For the poses, I usually check the line of action, silhouette, twinning, balance, asymmetry, and contrast. When blocking, I also pay attention to the rhythm and phrasing of the scene, just like I would with a piece of music.
Then let's say that my blocking was approved, and the scene is going to be taken from blocking to first animation. In this phase, I usually work on my holds and my transitions. Timing, spacing and arcs are areas that I pay special attention to. I make sure the weight shifts read right. Then I start to break things down, adding overlapping and more detail here and there, until everything flows nicely. If it is a character with hands and a face, I block them and on the first pass animation I add more detail – finessing the hand poses, maybe adding a blink here and there, maybe sculpting the important face moments more. This will of course vary a bit – if the shot is a close up, for example, there will be a lot more face work from the get-go on blocking. Anyway, I think you got the idea so far. I would keep working on my transitions and holds, spacing and arcs, weight and fluency, and getting the acting as nailed as possible.

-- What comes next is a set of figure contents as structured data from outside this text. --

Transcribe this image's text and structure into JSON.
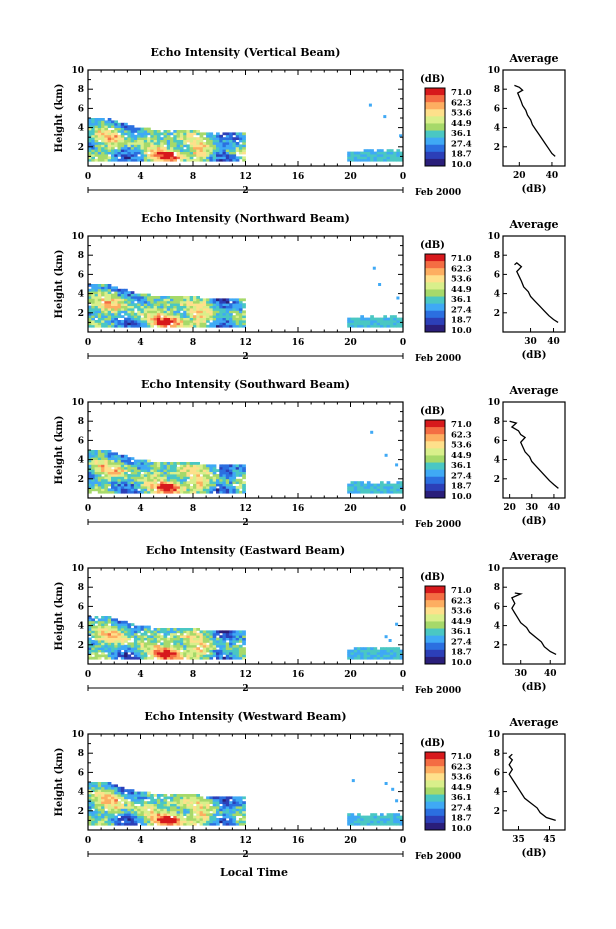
{
  "chart_data": {
    "type": "heatmap",
    "x_label": "Local Time",
    "date_label": "Feb 2000",
    "day_marker": "2",
    "x_ticks": [
      "0",
      "4",
      "8",
      "12",
      "16",
      "20",
      "0"
    ],
    "x_range": [
      0,
      24
    ],
    "y_label": "Height (km)",
    "y_ticks": [
      "2",
      "4",
      "6",
      "8",
      "10"
    ],
    "y_range": [
      0,
      10
    ],
    "colorbar": {
      "unit": "(dB)",
      "labels": [
        "71.0",
        "62.3",
        "53.6",
        "44.9",
        "36.1",
        "27.4",
        "18.7",
        "10.0"
      ],
      "colors": [
        "#d7191c",
        "#f46d43",
        "#fdae61",
        "#fee08b",
        "#d9ef8b",
        "#a6d96a",
        "#4ac7c3",
        "#3fa9f5",
        "#2b6fe0",
        "#2c3fb8",
        "#2a1e7a"
      ]
    },
    "average_title": "Average",
    "average_xlabel": "(dB)",
    "panels": [
      {
        "title": "Echo Intensity (Vertical Beam)",
        "avg_xticks": [
          "20",
          "40"
        ],
        "avg_xrange": [
          10,
          48
        ],
        "profile": [
          [
            42,
            1.0
          ],
          [
            40,
            1.3
          ],
          [
            38,
            1.8
          ],
          [
            36,
            2.3
          ],
          [
            34,
            2.8
          ],
          [
            32,
            3.3
          ],
          [
            30,
            3.8
          ],
          [
            28,
            4.3
          ],
          [
            27,
            4.8
          ],
          [
            25,
            5.3
          ],
          [
            24,
            5.8
          ],
          [
            22,
            6.3
          ],
          [
            21,
            6.8
          ],
          [
            20,
            7.2
          ],
          [
            19,
            7.6
          ],
          [
            22,
            7.9
          ],
          [
            20,
            8.2
          ],
          [
            17,
            8.4
          ]
        ],
        "upper_echo": [
          [
            21.4,
            6.5
          ],
          [
            22.5,
            5.3
          ],
          [
            23.7,
            3.3
          ]
        ]
      },
      {
        "title": "Echo Intensity (Northward Beam)",
        "avg_xticks": [
          "30",
          "40"
        ],
        "avg_xrange": [
          18,
          45
        ],
        "profile": [
          [
            42,
            1.0
          ],
          [
            40,
            1.3
          ],
          [
            38,
            1.7
          ],
          [
            36,
            2.2
          ],
          [
            34,
            2.7
          ],
          [
            32,
            3.2
          ],
          [
            30,
            3.7
          ],
          [
            29,
            4.2
          ],
          [
            27,
            4.7
          ],
          [
            26,
            5.3
          ],
          [
            25,
            5.8
          ],
          [
            24,
            6.3
          ],
          [
            26,
            6.8
          ],
          [
            24,
            7.2
          ],
          [
            23,
            7.0
          ]
        ],
        "upper_echo": [
          [
            21.7,
            6.8
          ],
          [
            22.1,
            5.1
          ],
          [
            23.5,
            3.7
          ]
        ]
      },
      {
        "title": "Echo Intensity (Southward Beam)",
        "avg_xticks": [
          "20",
          "30",
          "40"
        ],
        "avg_xrange": [
          17,
          45
        ],
        "profile": [
          [
            42,
            1.0
          ],
          [
            40,
            1.4
          ],
          [
            38,
            1.8
          ],
          [
            36,
            2.3
          ],
          [
            34,
            2.8
          ],
          [
            32,
            3.3
          ],
          [
            30,
            3.8
          ],
          [
            29,
            4.3
          ],
          [
            27,
            4.8
          ],
          [
            26,
            5.3
          ],
          [
            25,
            5.8
          ],
          [
            27,
            6.3
          ],
          [
            25,
            6.6
          ],
          [
            24,
            7.0
          ],
          [
            21,
            7.4
          ],
          [
            23,
            7.8
          ],
          [
            20,
            8.0
          ]
        ],
        "upper_echo": [
          [
            21.5,
            7.0
          ],
          [
            22.6,
            4.6
          ],
          [
            23.4,
            3.6
          ]
        ]
      },
      {
        "title": "Echo Intensity (Eastward Beam)",
        "avg_xticks": [
          "30",
          "40"
        ],
        "avg_xrange": [
          24,
          45
        ],
        "profile": [
          [
            42,
            1.0
          ],
          [
            40,
            1.3
          ],
          [
            38,
            1.8
          ],
          [
            37,
            2.3
          ],
          [
            35,
            2.8
          ],
          [
            33,
            3.3
          ],
          [
            32,
            3.8
          ],
          [
            30,
            4.3
          ],
          [
            29,
            4.8
          ],
          [
            28,
            5.3
          ],
          [
            27,
            5.8
          ],
          [
            28,
            6.3
          ],
          [
            27,
            6.9
          ],
          [
            30,
            7.3
          ],
          [
            28,
            7.4
          ]
        ],
        "upper_echo": [
          [
            22.6,
            3.0
          ],
          [
            23.4,
            4.3
          ],
          [
            22.9,
            2.6
          ]
        ]
      },
      {
        "title": "Echo Intensity (Westward Beam)",
        "avg_xticks": [
          "35",
          "45"
        ],
        "avg_xrange": [
          30,
          50
        ],
        "profile": [
          [
            47,
            1.0
          ],
          [
            44,
            1.3
          ],
          [
            42,
            1.8
          ],
          [
            41,
            2.3
          ],
          [
            39,
            2.8
          ],
          [
            37,
            3.3
          ],
          [
            36,
            3.8
          ],
          [
            35,
            4.3
          ],
          [
            34,
            4.8
          ],
          [
            33,
            5.3
          ],
          [
            32,
            5.8
          ],
          [
            33,
            6.3
          ],
          [
            32,
            6.8
          ],
          [
            33,
            7.3
          ],
          [
            32,
            7.6
          ],
          [
            33,
            7.9
          ]
        ],
        "upper_echo": [
          [
            20.1,
            5.3
          ],
          [
            22.6,
            5.0
          ],
          [
            23.1,
            4.4
          ],
          [
            23.4,
            3.2
          ]
        ]
      }
    ]
  }
}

For the polishing phase, if things are going well, that is the time to make all the details come together. I carefully check the lip sync, and work any areas that need a bit more punch, contrast or clarity. Face animation is refined during this time. I refine the hands until they are completely done. I make sure the overlap and flexibility of the character is working properly – things like dangling ears, tails, clothing – it all has to work perfectly. I also check for any intersections and basically “clean the scene” before sending it to the lighters.
The process varies a bit from scene to scene, and depends on the evolution of the shot -- the feedback I am receiving, how the scene is fitting in the cut with the scene that comes before and after, the technical challenges of each particular scene, etc. But I guess what I described above is more or less what goes on in my mind as I work on a shot.